Rollins marches in solidarity with Parkland survivors

Rollins students stood alongside, approximately 25,000 people in a march against gun violence  and in support of gun control at The March For Our Lives in Orlando.

The march was led by a group of Marjory Stoneman Douglas High School students, family members, and alumni. It started on the outskirts of Lake Eola Park, and it continued to the Orlando City Hall. It was in solidarity with marches across the country and world.

Renee Sang ‘21 said, “It was very inspiring seeing such a variety of people at the March all fighting for a common goal. It’s often difficult to be taken seriously as a young person trying to make a difference, but everyone at the event was very encouraging and supportive.”

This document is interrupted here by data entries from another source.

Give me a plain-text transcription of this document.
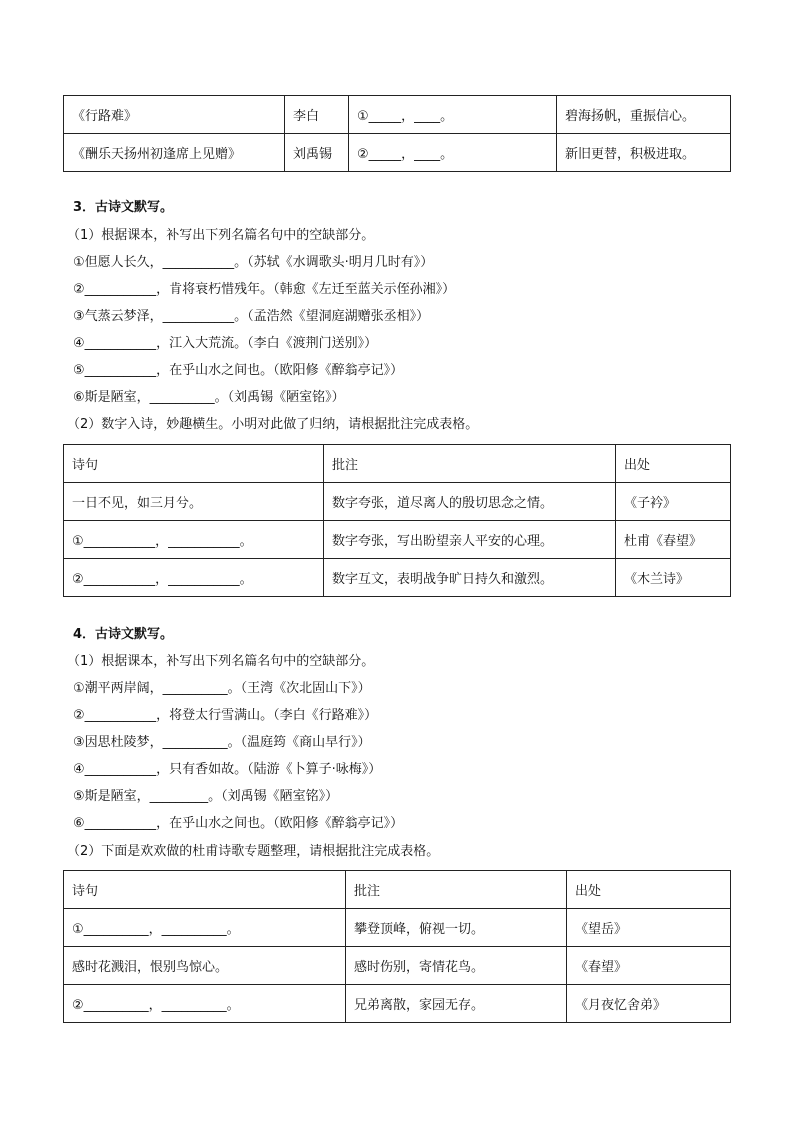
《行路难》	李白	①_____，____。	碧海扬帆，重振信心。
《酬乐天扬州初逢席上见赠》	刘禹锡	②_____，____。	新旧更替，积极进取。
3．古诗文默写。
（1）根据课本，补写出下列名篇名句中的空缺部分。
①但愿人长久，___________。（苏轼《水调歌头·明月几时有》）
②___________，肯将衰朽惜残年。（韩愈《左迁至蓝关示侄孙湘》）
③气蒸云梦泽，___________。（孟浩然《望洞庭湖赠张丞相》）
④___________，江入大荒流。（李白《渡荆门送别》）
⑤___________，在乎山水之间也。（欧阳修《醉翁亭记》）
⑥斯是陋室，__________。（刘禹锡《陋室铭》）
（2）数字入诗，妙趣横生。小明对此做了归纳，请根据批注完成表格。
诗句	批注	出处
一日不见，如三月兮。	数字夸张，道尽离人的殷切思念之情。	《子衿》
①___________，___________。	数字夸张，写出盼望亲人平安的心理。	杜甫《春望》
②___________，___________。	数字互文，表明战争旷日持久和激烈。	《木兰诗》
4．古诗文默写。
（1）根据课本，补写出下列名篇名句中的空缺部分。
①潮平两岸阔，__________。（王湾《次北固山下》）
②___________，将登太行雪满山。（李白《行路难》）
③因思杜陵梦，__________。（温庭筠《商山早行》）
④___________，只有香如故。（陆游《卜算子·咏梅》）
⑤斯是陋室，_________。（刘禹锡《陋室铭》）
⑥___________，在乎山水之间也。（欧阳修《醉翁亭记》）
（2）下面是欢欢做的杜甫诗歌专题整理，请根据批注完成表格。
诗句	批注	出处
①__________，__________。	攀登顶峰，俯视一切。	《望岳》
感时花溅泪，恨别鸟惊心。	感时伤别，寄情花鸟。	《春望》
②__________，__________。	兄弟离散，家园无存。	《月夜忆舍弟》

A large number of Rollins students, alumni, and a few faculty and staff members were present at the march. Rashuana Cambel ‘20 added, “I felt really empowered… there is no better time for change than now.”

Sang ‘21 said, “I think it’s been very eye-opening to notice how much profit and power plays into the way our government is run, but ultimately it still comes down to the individuals of this nation that make the difference.”

In light of Alumni Weekend, a few alumni joined the march. Virginia Vick ‘17, said, “It’s incredibly encouraging to see such a large community coming together for common sense gun laws. Students, regardless of their age, should feel safe and comfortable in their learning spaces, and sensible gun regulation is pertinent to this mission.”

Rollins students, including Alex Candage ‘20, marched along Lake Eola in support of gun control and legislative action. Photos by Maura Leaden

Another alum, Renée Fonseca ‘15, shared, “It’s really empowering to see Orlando fighting for gun safety as a city that truly knows the pain and the impact of mass gun violence. I look forward to all the supporters I saw today turning out in equal number to vote in November.”

Aside from Rollins participants, the event started with several speakers who voiced strong opinions against gun violence. Strong words were spoken against Marco Rubio, arming teachers with guns, and allowing military-grade assault rifles to civilians.

Several community representatives of varying capacities spoke at the rally, including former Rollins professor and current House Representative Stephanie Murphy, survivors of the Pulse Nightclub shooting, a representative from Moms Demand Action Orlando, Val Demings (another House Representative who was formerly Orlando’s Police Chief), an Orlando public school teacher, and a Marjory Stoneman Douglas High School Sophomore, Amanda Marty.

There was an emphasis on the power of young voices, especially with four high school and college-age speakers in attendance. Furthermore, hundreds of small children came out with their parents to hold signs in support of protection from gun violence, especially in schools.

Along with that theme, participants were encouraged to exercise their voting rights and vote lawmakers who were not making changes to gun laws out of office, specifically those who still receive funding from the NRA. “Sen. Rubio: Vote 4 Kids, not NRA” was the banner on the back of a small plane flying above the march.